L’entrepreneuriat et le numérique, grâce à leur synergie à condition d’être porteuse d’une vision conscientisée, font qu’il est désormais tout à fait possible d’imaginer un monde où, bientôt, nous nous déplacerons sans pétrole (Langlois, P., 2008) [1] et où nous ferons usage d’énergies exclusivement propres et efficientes [2] 

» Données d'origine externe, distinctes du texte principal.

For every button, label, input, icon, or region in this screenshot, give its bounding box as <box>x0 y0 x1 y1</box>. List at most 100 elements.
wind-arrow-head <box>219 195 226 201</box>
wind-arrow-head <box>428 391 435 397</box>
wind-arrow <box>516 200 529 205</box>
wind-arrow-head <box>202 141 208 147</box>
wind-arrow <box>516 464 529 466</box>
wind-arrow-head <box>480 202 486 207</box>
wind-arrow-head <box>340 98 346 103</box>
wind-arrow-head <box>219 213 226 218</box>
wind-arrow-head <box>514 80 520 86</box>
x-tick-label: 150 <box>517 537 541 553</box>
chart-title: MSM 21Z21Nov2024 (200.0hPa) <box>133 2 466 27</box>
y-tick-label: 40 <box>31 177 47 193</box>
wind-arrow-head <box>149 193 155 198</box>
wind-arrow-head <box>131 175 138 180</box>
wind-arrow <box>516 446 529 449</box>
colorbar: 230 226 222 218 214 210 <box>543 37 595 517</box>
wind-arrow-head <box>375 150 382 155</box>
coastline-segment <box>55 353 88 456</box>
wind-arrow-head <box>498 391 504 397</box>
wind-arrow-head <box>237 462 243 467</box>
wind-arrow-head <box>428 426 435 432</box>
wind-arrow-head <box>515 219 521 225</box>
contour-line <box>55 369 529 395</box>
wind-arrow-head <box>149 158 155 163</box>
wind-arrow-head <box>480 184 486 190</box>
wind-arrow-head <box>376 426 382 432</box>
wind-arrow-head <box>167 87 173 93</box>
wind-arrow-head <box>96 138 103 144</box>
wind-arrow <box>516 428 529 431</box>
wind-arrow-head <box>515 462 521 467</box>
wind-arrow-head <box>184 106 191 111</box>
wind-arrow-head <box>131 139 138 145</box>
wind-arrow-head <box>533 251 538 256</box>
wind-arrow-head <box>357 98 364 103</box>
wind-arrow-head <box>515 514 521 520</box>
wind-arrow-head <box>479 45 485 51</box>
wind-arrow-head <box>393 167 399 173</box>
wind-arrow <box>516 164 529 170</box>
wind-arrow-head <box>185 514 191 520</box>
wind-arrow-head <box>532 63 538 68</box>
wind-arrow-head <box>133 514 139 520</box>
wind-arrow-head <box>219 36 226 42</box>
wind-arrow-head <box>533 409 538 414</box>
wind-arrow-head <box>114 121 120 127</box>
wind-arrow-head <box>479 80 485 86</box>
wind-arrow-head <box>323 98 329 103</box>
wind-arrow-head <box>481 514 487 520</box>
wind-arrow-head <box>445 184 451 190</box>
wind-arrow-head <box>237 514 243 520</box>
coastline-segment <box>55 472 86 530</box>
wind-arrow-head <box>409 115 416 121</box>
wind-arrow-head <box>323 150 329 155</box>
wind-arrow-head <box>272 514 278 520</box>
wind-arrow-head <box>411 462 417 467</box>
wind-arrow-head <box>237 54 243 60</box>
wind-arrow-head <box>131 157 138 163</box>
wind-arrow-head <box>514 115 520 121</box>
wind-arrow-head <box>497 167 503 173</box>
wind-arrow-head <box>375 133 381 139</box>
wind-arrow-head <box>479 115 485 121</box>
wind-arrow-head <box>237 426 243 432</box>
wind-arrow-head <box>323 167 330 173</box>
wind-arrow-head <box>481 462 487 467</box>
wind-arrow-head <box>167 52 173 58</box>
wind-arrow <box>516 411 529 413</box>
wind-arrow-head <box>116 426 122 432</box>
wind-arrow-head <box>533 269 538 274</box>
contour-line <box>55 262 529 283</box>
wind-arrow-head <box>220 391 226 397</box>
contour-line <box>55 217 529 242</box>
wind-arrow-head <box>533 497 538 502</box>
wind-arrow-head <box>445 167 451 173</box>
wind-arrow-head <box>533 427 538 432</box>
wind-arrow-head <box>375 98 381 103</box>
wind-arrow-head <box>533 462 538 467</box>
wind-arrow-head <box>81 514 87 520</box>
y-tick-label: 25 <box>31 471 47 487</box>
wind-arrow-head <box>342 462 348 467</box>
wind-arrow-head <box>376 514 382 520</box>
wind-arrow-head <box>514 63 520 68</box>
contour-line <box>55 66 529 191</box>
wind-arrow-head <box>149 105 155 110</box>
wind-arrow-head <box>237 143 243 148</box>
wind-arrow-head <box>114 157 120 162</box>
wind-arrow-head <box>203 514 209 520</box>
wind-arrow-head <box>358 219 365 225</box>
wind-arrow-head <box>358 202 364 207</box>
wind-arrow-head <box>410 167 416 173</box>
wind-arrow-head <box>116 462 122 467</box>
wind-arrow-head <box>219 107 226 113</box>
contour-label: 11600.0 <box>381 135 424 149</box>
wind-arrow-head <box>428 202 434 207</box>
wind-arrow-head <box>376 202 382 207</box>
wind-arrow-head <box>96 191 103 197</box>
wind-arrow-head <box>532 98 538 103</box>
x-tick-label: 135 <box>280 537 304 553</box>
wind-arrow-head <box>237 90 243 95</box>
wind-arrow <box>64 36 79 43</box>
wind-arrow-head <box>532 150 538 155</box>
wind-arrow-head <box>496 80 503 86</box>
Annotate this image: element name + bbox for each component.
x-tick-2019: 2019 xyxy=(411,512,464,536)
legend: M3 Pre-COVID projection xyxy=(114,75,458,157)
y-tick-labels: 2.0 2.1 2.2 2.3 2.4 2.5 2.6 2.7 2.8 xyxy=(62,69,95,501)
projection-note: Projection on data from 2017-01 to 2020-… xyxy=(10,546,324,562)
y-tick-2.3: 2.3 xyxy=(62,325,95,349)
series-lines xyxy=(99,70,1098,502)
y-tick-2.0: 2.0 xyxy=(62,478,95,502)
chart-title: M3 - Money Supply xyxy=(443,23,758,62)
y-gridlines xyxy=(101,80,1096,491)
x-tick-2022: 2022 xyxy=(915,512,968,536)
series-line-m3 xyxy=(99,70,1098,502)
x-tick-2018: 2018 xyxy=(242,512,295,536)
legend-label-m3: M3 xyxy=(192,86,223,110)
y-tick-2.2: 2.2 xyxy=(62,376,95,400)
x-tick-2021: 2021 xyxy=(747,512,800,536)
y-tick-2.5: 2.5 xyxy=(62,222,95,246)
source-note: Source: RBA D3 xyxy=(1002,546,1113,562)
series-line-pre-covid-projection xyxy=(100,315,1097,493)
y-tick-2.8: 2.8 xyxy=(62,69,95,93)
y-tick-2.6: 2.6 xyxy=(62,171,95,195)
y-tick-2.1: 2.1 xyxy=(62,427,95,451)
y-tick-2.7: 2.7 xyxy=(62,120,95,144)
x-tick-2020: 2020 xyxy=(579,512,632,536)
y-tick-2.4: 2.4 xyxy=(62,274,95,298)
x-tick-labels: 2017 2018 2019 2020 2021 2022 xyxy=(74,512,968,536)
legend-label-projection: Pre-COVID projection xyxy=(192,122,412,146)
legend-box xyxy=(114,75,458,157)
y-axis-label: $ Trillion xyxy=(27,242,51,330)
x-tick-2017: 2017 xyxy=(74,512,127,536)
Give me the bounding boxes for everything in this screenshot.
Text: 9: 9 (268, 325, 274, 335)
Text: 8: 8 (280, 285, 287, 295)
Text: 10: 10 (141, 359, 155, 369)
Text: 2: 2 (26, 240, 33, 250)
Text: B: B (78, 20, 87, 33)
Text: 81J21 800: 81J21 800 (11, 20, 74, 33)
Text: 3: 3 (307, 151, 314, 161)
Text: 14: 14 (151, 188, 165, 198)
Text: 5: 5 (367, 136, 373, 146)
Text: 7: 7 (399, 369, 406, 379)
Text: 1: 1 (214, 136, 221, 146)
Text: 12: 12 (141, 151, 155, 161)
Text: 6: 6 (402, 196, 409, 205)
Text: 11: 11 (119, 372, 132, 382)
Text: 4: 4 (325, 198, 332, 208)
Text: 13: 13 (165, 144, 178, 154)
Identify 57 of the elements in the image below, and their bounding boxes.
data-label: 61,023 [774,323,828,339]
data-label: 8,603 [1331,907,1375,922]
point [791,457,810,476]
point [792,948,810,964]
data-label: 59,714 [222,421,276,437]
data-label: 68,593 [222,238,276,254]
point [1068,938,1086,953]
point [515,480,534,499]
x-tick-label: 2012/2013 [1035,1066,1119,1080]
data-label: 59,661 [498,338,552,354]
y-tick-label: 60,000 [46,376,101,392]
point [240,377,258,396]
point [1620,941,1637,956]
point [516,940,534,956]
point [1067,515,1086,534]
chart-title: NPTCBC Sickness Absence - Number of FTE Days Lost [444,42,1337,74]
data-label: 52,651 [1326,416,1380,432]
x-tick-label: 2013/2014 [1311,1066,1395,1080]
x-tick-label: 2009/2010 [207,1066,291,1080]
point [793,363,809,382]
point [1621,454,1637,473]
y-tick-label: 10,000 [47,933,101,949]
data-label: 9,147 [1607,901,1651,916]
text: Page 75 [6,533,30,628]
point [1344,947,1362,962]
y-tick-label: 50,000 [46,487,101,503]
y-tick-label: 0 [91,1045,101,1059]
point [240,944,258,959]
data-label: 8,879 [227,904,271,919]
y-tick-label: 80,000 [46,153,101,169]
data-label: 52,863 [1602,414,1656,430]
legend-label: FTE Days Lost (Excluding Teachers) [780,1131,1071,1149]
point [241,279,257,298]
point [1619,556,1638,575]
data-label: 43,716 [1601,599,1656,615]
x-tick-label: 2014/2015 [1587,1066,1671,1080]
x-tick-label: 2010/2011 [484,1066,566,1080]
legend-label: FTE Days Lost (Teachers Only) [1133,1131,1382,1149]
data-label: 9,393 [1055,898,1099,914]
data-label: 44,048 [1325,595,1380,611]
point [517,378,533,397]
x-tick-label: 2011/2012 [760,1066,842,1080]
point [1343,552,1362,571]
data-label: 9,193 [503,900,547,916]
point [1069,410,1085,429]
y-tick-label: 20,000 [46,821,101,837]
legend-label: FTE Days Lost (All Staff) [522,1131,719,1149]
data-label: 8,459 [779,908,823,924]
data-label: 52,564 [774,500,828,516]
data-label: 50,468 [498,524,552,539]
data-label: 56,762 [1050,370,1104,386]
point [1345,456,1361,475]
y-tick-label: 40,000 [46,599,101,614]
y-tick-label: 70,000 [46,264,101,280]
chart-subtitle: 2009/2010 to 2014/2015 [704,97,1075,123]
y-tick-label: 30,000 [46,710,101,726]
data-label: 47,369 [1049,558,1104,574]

Pour l’heure, nous sommes toutefois confrontés à des défis de grande ampleur, mais heureusement relevables. Il n’est pas trop tard. Nous disposons du savoir, de technologies innovantes [3] et de moyens financiers nettement suffisants pour entamer, maintenant, un ensemble de transformations favorables au rétablissement des équilibres essentiels de tout ordre (écologie, économie, société) pour sauver la diversité de la vie sur la planète, la nôtre incluse. 

PREMIER REGARD

Les scientifiques prévoyaient, il y a environ 35 ans et certains l’avaient anticipé encore plus tôt [4], que la température moyenne à l’échelle terrestre pourrait augmenter de 1,5°C à 2°C d’ici 2150. Puis, à partir de 1992 (Sommet de Rio), on estimait que la situation apocalyptique qui en découlerait surviendrait sans doute bien avant, soit dès 2100. Une publication (Radio-Canada : changement climatique [5]) du 7 octobre 2018 annonçait que le 1,5 °C serait finalement atteint aux environs de 2030 ou, au plus tard, vers 2040 ou 2050.  Les glaces de l’extrême Nord et Sud fondent plus rapidement que prévu. Le pergélisol dégèle à une vitesse grand V libérant du méthane en grande quantité, lequel accélère le réchauffement climatique. Les océans se réchauffent également et s’acidifient. Les forêts brûlent (souvent de manière incontrôlée) libérant des quantités considérables de CO2. Les catastrophes climatiques se multiplient [6], les espèces disparaissent à un rythme affolant, sans que la population s’en rende vraiment compte. Et, nous ne savons plus vraiment ce que nous mangeons [7].

ÉCONOMIE ET ENVIRONNEMENT

En parallèle, en l’espace de quelques années seulement, nous sommes entrés dans une ère économique de service. Un secteur d’activités économiques qui s’apprête déjà à se transformer radicalement pour laisser place à la 4e révolution industrielle, promettant un impact considérable sur nos vies. La robotisation, la sobotisation (software robots) et l’intelligence artificielle sont à nos portes – des milliers d’emplois disparaîtront. Pourtant, le secteur des services, davantage porteur d’une économie propre, devait diminuer la pression sur les ressources disponibles de tous genres. Ceci ne s’est pas avéré malgré le potentiel des modes entrepreneuriaux efficaces de recyclage et d’économies.  Bien au contraire, tout s’est accéléré. La magie attendue venant d’humains innovants et responsables, puis parfaitement conscients de l’urgence d’agir, « pour sauver le monde de la catastrophe qui attend ses enfants », n’est toujours pas au rendez-vous. Les ressources s’épuisent deux à trois fois plus rapidement que nous l’avions envisagé. Nous fonçons tout droit vers un profond précipice, un mur effroyable, vers l’effondrement des économies que prédisait, dès 1972, le rapport Meadow (Limits to growth) [8].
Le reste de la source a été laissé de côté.